Efectivamente, a pesar de que ninguna encuesta lo predijo, el Frente Amplio (FA), liderado por Beatriz Sánchez, obtuvo el 20,7% de los votos. Las encuestas nunca le dieron más del 10, incluso la más prestigiosa de todas, la del Centro de Estudios Públicos (CEP) -que los medios y políticos usan de oráculo- habló de un 9%. Se dobló esa cifra. Eso no es todo. El Frente Amplio pasó de 3 diputados a 20. Es decir, a una bancada parlamentaria fuerte que puede incidir en un gobierno, cualquiera que fuere, y ya lo sabemos, la política es fuerza, no sólo ideas y discurso.

En su alocución al final del día Beatriz Sánchez lo dijo: “quiero mañana una explicación de las encuestadoras y los medios, si hubieran dicho la verdad tal vez estaríamos en segunda vuelta”. Faltó poco. Alejandro Guillier, el candidato del oficialismo sacó 1.3 por ciento más y pasa a segunda vuelta, junto con Piñera.

El panorama es incierto. Piñera, que ya daba por descontado su triunfo -incluso en primera vuelta según algunos vaticinios- no llegó ni al 40%. Logró un 36.6% que lo deja en una posición incierta de cara a la segunda vuelta, a realizarse el 17 de diciembre.

Todos los ojos están puestos en el Frente Amplio y en Beatriz Sánchez. El debate estos días se traslada al FA y a la decisión que se tome -apoyar o no a Guillier en diciembre-. Beatriz en su discurso habló de Asamblea Constituyente, el fin a la privatización del agua y el sistema privado de pensiones. Serán estos, seguramente, los puntos que se discutirán con Guillier.

Lo que hasta ahora queda claro es que esta elección significó un viraje a la izquierda y no a la derecha como todos pronosticaban. Es interesante que eso ocurra justamente en Chile, el país más neoliberal del continente, y en medio de una ola reaccionaria restauradora en América Latina. Se abre nuevamente una panorama electoral de tres fuerzas, rompiendo el cerco neoliberal del bi-coalicionismo.
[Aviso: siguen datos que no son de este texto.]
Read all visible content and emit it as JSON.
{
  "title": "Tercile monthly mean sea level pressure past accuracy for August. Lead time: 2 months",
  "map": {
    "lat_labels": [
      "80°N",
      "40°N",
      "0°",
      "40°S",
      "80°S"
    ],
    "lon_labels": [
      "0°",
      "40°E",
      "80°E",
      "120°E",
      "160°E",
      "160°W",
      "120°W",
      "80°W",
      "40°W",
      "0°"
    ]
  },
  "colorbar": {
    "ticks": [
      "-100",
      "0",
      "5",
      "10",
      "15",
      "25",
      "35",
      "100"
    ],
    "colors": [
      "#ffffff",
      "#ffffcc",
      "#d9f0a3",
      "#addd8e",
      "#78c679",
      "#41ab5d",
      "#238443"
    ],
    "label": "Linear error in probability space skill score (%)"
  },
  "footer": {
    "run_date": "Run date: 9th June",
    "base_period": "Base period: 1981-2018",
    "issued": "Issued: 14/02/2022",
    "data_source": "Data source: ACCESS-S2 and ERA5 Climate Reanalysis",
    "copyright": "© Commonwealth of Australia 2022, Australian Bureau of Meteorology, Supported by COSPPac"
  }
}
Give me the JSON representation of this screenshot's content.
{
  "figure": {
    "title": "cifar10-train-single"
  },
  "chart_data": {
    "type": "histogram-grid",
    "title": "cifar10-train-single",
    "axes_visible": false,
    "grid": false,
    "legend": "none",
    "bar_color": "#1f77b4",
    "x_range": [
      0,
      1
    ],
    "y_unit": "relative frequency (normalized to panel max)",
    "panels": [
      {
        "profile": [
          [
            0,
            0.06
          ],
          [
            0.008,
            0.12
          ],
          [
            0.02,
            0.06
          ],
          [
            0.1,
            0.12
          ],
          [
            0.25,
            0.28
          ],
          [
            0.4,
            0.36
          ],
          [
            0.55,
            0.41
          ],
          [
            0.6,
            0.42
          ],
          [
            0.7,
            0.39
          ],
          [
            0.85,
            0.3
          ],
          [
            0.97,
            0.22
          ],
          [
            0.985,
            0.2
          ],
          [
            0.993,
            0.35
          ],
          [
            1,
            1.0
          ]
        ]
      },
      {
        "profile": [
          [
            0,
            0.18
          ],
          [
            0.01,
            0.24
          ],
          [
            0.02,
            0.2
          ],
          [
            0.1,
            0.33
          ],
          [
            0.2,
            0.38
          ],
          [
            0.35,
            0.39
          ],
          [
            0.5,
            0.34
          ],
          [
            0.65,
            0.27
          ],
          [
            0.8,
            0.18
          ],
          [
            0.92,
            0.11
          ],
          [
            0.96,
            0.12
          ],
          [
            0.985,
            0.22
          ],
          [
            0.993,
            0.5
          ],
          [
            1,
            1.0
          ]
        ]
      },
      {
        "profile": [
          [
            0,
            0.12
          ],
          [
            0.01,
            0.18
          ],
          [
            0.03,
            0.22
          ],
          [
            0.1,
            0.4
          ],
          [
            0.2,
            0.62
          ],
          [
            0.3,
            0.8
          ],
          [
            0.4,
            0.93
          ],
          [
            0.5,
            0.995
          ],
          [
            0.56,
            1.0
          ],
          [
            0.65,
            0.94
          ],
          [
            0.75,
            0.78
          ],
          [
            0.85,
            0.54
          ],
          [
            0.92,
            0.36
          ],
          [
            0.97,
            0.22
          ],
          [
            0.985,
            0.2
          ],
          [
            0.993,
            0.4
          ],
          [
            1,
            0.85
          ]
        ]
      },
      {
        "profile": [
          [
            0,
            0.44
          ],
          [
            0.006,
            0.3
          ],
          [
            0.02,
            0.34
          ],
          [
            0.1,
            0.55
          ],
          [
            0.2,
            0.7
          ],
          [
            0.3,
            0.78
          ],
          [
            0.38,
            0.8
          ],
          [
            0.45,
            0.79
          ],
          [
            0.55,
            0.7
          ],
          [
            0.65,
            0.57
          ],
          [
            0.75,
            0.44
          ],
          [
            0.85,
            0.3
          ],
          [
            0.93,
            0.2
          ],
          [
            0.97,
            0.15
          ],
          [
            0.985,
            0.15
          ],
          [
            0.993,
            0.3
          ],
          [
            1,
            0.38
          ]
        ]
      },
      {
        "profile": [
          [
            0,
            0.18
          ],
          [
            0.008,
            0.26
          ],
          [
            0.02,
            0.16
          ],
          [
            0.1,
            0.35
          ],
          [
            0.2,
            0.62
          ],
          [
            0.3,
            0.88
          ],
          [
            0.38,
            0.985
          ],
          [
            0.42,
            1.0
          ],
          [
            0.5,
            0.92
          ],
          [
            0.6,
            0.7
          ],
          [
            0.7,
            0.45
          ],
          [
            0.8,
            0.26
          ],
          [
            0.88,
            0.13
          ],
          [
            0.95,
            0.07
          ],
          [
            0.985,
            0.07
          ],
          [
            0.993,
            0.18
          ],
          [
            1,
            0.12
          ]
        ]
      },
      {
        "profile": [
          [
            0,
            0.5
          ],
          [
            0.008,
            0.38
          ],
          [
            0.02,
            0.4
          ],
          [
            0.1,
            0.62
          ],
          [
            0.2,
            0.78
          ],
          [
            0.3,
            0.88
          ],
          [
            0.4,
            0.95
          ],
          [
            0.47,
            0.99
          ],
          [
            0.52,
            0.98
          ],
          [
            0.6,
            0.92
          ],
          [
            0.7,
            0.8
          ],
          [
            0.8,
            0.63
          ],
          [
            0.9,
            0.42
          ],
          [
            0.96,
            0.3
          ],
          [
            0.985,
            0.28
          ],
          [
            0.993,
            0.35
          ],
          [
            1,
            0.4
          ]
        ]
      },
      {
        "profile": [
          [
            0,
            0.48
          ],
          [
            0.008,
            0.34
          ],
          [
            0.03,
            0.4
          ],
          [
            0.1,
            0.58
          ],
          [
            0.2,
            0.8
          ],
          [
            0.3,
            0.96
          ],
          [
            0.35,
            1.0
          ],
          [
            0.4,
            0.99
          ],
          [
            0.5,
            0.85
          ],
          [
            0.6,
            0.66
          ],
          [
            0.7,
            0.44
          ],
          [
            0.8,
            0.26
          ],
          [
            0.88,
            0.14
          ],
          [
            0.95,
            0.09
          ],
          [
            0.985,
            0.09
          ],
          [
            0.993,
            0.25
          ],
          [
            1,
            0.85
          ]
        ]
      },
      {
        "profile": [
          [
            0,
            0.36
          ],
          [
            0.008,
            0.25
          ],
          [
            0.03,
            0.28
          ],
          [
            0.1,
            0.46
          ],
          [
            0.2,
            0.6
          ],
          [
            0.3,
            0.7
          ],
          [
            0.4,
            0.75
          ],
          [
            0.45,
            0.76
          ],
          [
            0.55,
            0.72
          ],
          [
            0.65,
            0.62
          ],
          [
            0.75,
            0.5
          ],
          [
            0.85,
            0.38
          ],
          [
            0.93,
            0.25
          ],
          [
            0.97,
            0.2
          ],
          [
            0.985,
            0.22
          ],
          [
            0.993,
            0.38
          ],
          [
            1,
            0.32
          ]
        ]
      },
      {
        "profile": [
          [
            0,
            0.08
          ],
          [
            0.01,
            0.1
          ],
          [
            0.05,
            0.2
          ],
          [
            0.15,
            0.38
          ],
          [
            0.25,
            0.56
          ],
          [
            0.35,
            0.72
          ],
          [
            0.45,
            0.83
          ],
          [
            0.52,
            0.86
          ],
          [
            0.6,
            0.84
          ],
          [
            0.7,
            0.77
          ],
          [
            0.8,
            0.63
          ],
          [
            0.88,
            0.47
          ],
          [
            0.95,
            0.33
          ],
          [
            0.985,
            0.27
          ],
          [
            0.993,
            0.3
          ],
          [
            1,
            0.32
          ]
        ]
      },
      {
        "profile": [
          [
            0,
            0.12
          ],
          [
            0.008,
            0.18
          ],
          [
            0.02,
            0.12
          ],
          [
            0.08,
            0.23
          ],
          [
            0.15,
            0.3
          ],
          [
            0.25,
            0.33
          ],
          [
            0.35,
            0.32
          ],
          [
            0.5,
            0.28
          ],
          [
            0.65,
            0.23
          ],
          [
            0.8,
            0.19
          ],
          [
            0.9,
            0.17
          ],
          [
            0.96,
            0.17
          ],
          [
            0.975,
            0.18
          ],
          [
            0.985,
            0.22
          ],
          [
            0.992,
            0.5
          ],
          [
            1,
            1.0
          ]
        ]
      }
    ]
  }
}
La otra gran sorpresa fue el derrumbe de la Democracia Cristiana. Esta optó por ir sola a la primera vuelta y su candidata, la senadora Carolina Goic, llegó quinta con el 5.8%. El pinochetista declarado José Antonio Kast le ganó con su 7.9%. Marco Enríquez Ominami casi empata con Goic con un 5.7%.

Este dato es de alto impacto. El centro político era el lugar natural que hegemonizaba la Democracia Cristiana en Chile, desde 1960. Hoy ese lugar está siendo ocupado por otros actores, más laicos y progresistas en lo valorico – cultural.

Será un mes intenso, todo puede ocurrir, nada está escrito, al igual que lo fueron estas elecciones. Si Piñera gana en segunda vuelta está en juego quien encabezará la oposición a su gobierno: si la izquierda con el FA o los neoliberales progres con Guillier. Si, por el contrario, Guillier logra imponerse en segunda vuelta, solo será porque el FA le dio el apoyo. Habrá que ver a cambio de qué se hizo eso.